Barcelona was the venue for the first EUDAT conference, and we were there. EUDAT for those that don’t know is attempting to bring together data infrastructure providers and practitioners to address the challenges and provide solutions to problems of interoperability, cross-disciplinary, and cross-border collaborative research projects.
What we found in Barcelona was, as promised, a wide ranging audience. However, what was disappointing from our perspective was how underrepresented the social sciences were. Aside from ourselves, only DASISH (which is partly social science) was there as a social science infrastructure (and that was mostly in a technical orientated capacity).
Don’t worry, we did not feel lonely. It is insightful to see what other disciplines are doing in collecting data and sharing, plus there was plenty of good food and wine to facilitate conversation and socializing. However, there was a feeling of estrangement from what we think it means to share data compared to others. For natural scientists the idea is to share with all (open data), or better still crowdsourcing data collection or analysis (for example, the SETI project).
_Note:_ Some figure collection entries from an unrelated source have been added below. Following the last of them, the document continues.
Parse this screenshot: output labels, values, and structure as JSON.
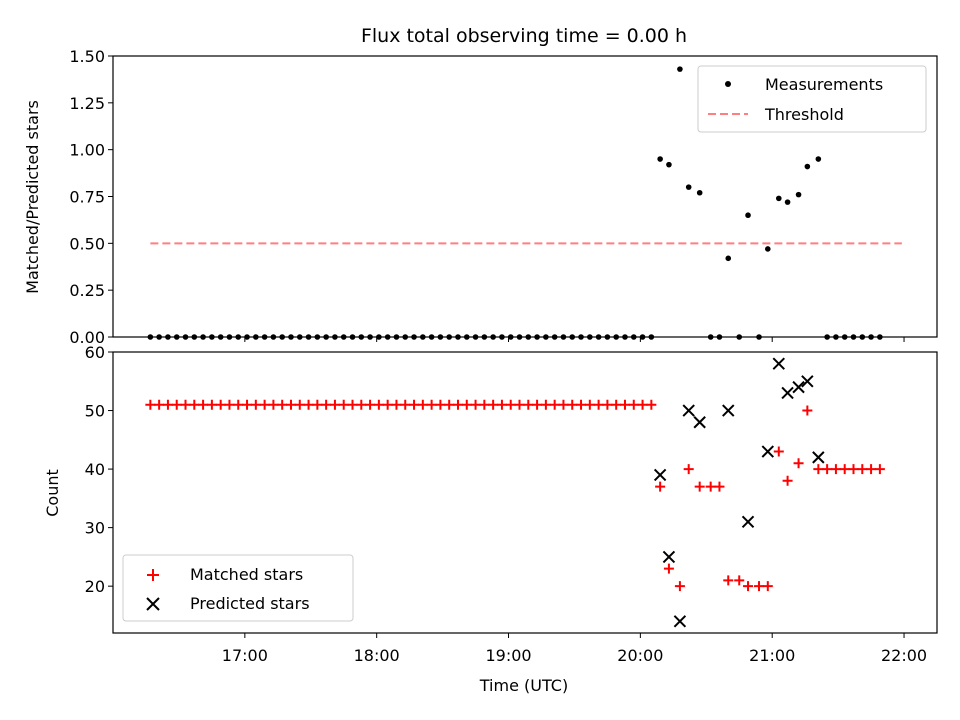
{
  "title": "Flux total observing time = 0.00 h",
  "colors": {
    "measurement": "#000000",
    "threshold": "#ff7f7f",
    "matched": "#ff0000",
    "predicted": "#000000"
  },
  "chart_data": [
    {
      "type": "scatter",
      "ylabel": "Matched/Predicted stars",
      "xlabel": "",
      "xlim": [
        "16:00",
        "22:15"
      ],
      "ylim": [
        0,
        1.5
      ],
      "yticks": [
        "0.00",
        "0.25",
        "0.50",
        "0.75",
        "1.00",
        "1.25",
        "1.50"
      ],
      "legend": {
        "position": "top-right",
        "entries": [
          "Measurements",
          "Threshold"
        ]
      },
      "threshold": {
        "name": "Threshold",
        "value": 0.5,
        "x_range": [
          "16:17",
          "21:59"
        ]
      },
      "series": [
        {
          "name": "Measurements",
          "points": [
            [
              "16:17",
              0
            ],
            [
              "16:21",
              0
            ],
            [
              "16:25",
              0
            ],
            [
              "16:29",
              0
            ],
            [
              "16:33",
              0
            ],
            [
              "16:37",
              0
            ],
            [
              "16:41",
              0
            ],
            [
              "16:45",
              0
            ],
            [
              "16:49",
              0
            ],
            [
              "16:53",
              0
            ],
            [
              "16:57",
              0
            ],
            [
              "17:01",
              0
            ],
            [
              "17:05",
              0
            ],
            [
              "17:09",
              0
            ],
            [
              "17:13",
              0
            ],
            [
              "17:17",
              0
            ],
            [
              "17:21",
              0
            ],
            [
              "17:25",
              0
            ],
            [
              "17:29",
              0
            ],
            [
              "17:33",
              0
            ],
            [
              "17:37",
              0
            ],
            [
              "17:41",
              0
            ],
            [
              "17:45",
              0
            ],
            [
              "17:49",
              0
            ],
            [
              "17:53",
              0
            ],
            [
              "17:57",
              0
            ],
            [
              "18:01",
              0
            ],
            [
              "18:05",
              0
            ],
            [
              "18:09",
              0
            ],
            [
              "18:13",
              0
            ],
            [
              "18:17",
              0
            ],
            [
              "18:21",
              0
            ],
            [
              "18:25",
              0
            ],
            [
              "18:29",
              0
            ],
            [
              "18:33",
              0
            ],
            [
              "18:37",
              0
            ],
            [
              "18:41",
              0
            ],
            [
              "18:45",
              0
            ],
            [
              "18:49",
              0
            ],
            [
              "18:53",
              0
            ],
            [
              "18:57",
              0
            ],
            [
              "19:01",
              0
            ],
            [
              "19:05",
              0
            ],
            [
              "19:09",
              0
            ],
            [
              "19:13",
              0
            ],
            [
              "19:17",
              0
            ],
            [
              "19:21",
              0
            ],
            [
              "19:25",
              0
            ],
            [
              "19:29",
              0
            ],
            [
              "19:33",
              0
            ],
            [
              "19:37",
              0
            ],
            [
              "19:41",
              0
            ],
            [
              "19:45",
              0
            ],
            [
              "19:49",
              0
            ],
            [
              "19:53",
              0
            ],
            [
              "19:57",
              0
            ],
            [
              "20:01",
              0
            ],
            [
              "20:05",
              0
            ],
            [
              "20:09",
              0.95
            ],
            [
              "20:13",
              0.92
            ],
            [
              "20:18",
              1.43
            ],
            [
              "20:22",
              0.8
            ],
            [
              "20:27",
              0.77
            ],
            [
              "20:32",
              0
            ],
            [
              "20:36",
              0
            ],
            [
              "20:40",
              0.42
            ],
            [
              "20:45",
              0
            ],
            [
              "20:49",
              0.65
            ],
            [
              "20:54",
              0
            ],
            [
              "20:58",
              0.47
            ],
            [
              "21:03",
              0.74
            ],
            [
              "21:07",
              0.72
            ],
            [
              "21:12",
              0.76
            ],
            [
              "21:16",
              0.91
            ],
            [
              "21:21",
              0.95
            ],
            [
              "21:25",
              0
            ],
            [
              "21:29",
              0
            ],
            [
              "21:33",
              0
            ],
            [
              "21:37",
              0
            ],
            [
              "21:41",
              0
            ],
            [
              "21:45",
              0
            ],
            [
              "21:49",
              0
            ]
          ]
        }
      ]
    },
    {
      "type": "scatter",
      "ylabel": "Count",
      "xlabel": "Time (UTC)",
      "xlim": [
        "16:00",
        "22:15"
      ],
      "ylim": [
        12,
        60
      ],
      "yticks": [
        "20",
        "30",
        "40",
        "50",
        "60"
      ],
      "xticks": [
        "17:00",
        "18:00",
        "19:00",
        "20:00",
        "21:00",
        "22:00"
      ],
      "legend": {
        "position": "bottom-left",
        "entries": [
          "Matched stars",
          "Predicted stars"
        ]
      },
      "series": [
        {
          "name": "Matched stars",
          "points": [
            [
              "16:17",
              51
            ],
            [
              "16:21",
              51
            ],
            [
              "16:25",
              51
            ],
            [
              "16:29",
              51
            ],
            [
              "16:33",
              51
            ],
            [
              "16:37",
              51
            ],
            [
              "16:41",
              51
            ],
            [
              "16:45",
              51
            ],
            [
              "16:49",
              51
            ],
            [
              "16:53",
              51
            ],
            [
              "16:57",
              51
            ],
            [
              "17:01",
              51
            ],
            [
              "17:05",
              51
            ],
            [
              "17:09",
              51
            ],
            [
              "17:13",
              51
            ],
            [
              "17:17",
              51
            ],
            [
              "17:21",
              51
            ],
            [
              "17:25",
              51
            ],
            [
              "17:29",
              51
            ],
            [
              "17:33",
              51
            ],
            [
              "17:37",
              51
            ],
            [
              "17:41",
              51
            ],
            [
              "17:45",
              51
            ],
            [
              "17:49",
              51
            ],
            [
              "17:53",
              51
            ],
            [
              "17:57",
              51
            ],
            [
              "18:01",
              51
            ],
            [
              "18:05",
              51
            ],
            [
              "18:09",
              51
            ],
            [
              "18:13",
              51
            ],
            [
              "18:17",
              51
            ],
            [
              "18:21",
              51
            ],
            [
              "18:25",
              51
            ],
            [
              "18:29",
              51
            ],
            [
              "18:33",
              51
            ],
            [
              "18:37",
              51
            ],
            [
              "18:41",
              51
            ],
            [
              "18:45",
              51
            ],
            [
              "18:49",
              51
            ],
            [
              "18:53",
              51
            ],
            [
              "18:57",
              51
            ],
            [
              "19:01",
              51
            ],
            [
              "19:05",
              51
            ],
            [
              "19:09",
              51
            ],
            [
              "19:13",
              51
            ],
            [
              "19:17",
              51
            ],
            [
              "19:21",
              51
            ],
            [
              "19:25",
              51
            ],
            [
              "19:29",
              51
            ],
            [
              "19:33",
              51
            ],
            [
              "19:37",
              51
            ],
            [
              "19:41",
              51
            ],
            [
              "19:45",
              51
            ],
            [
              "19:49",
              51
            ],
            [
              "19:53",
              51
            ],
            [
              "19:57",
              51
            ],
            [
              "20:01",
              51
            ],
            [
              "20:05",
              51
            ],
            [
              "20:09",
              37
            ],
            [
              "20:13",
              23
            ],
            [
              "20:18",
              20
            ],
            [
              "20:22",
              40
            ],
            [
              "20:27",
              37
            ],
            [
              "20:32",
              37
            ],
            [
              "20:36",
              37
            ],
            [
              "20:40",
              21
            ],
            [
              "20:45",
              21
            ],
            [
              "20:49",
              20
            ],
            [
              "20:54",
              20
            ],
            [
              "20:58",
              20
            ],
            [
              "21:03",
              43
            ],
            [
              "21:07",
              38
            ],
            [
              "21:12",
              41
            ],
            [
              "21:16",
              50
            ],
            [
              "21:21",
              40
            ],
            [
              "21:25",
              40
            ],
            [
              "21:29",
              40
            ],
            [
              "21:33",
              40
            ],
            [
              "21:37",
              40
            ],
            [
              "21:41",
              40
            ],
            [
              "21:45",
              40
            ],
            [
              "21:49",
              40
            ]
          ]
        },
        {
          "name": "Predicted stars",
          "points": [
            [
              "20:09",
              39
            ],
            [
              "20:13",
              25
            ],
            [
              "20:18",
              14
            ],
            [
              "20:22",
              50
            ],
            [
              "20:27",
              48
            ],
            [
              "20:40",
              50
            ],
            [
              "20:49",
              31
            ],
            [
              "20:58",
              43
            ],
            [
              "21:03",
              58
            ],
            [
              "21:07",
              53
            ],
            [
              "21:12",
              54
            ],
            [
              "21:16",
              55
            ],
            [
              "21:21",
              42
            ]
          ]
        }
      ]
    }
  ]
}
We could never do that, and if you are wondering why, the answer is because we mostly deal with human subjects who, unlike the stars in the sky, tend to be a bit sensitive about seeing information about their lives on display for all.
One other disjunction concerned a project where Google pair-up with partners who pay for part of the research and then bring that to a wider audience. While the project was well received, we felt a sense of discomfort. Firstly, with the ethics of selling data from public funding to subsidize corporate profit but also because nobody was talking about implications of data protection laws, intellectual property rights, or urging caution over the future sensitivity of data – for example the ability to cross-link data in ever elaborate and complex ways.
The thought occurred to us that this was long-term preservation, but only in terms of short-term usage. The only area there appeared to be long term thought is in storage capacity, but then only in terms of bytes, not necessarily a critical issue like accessibility. Maybe it’s a reflection of the behavior of disciplines that release data as soon as it is collected, as opposed to us social scientists who for good reasons and bad, tend to sit on data a while before sharing, and then often through an archive or some similar dissemination service. However, social sciences have done a lot of work on sharing data in ways that make sense: providing context and meaning through structured metadata (DDI), working towards persistent identifiers for data citation (DOIs). All things that not only assist preservation, but help ensure data can be reused responsibly in the future. Yet nobody was present there to represent this work, apart from us.
So, in conclusion, we need to make our voice heard in these grand movements towards collaborative data infrastructures, because we have a lot to say and it’s worth saying.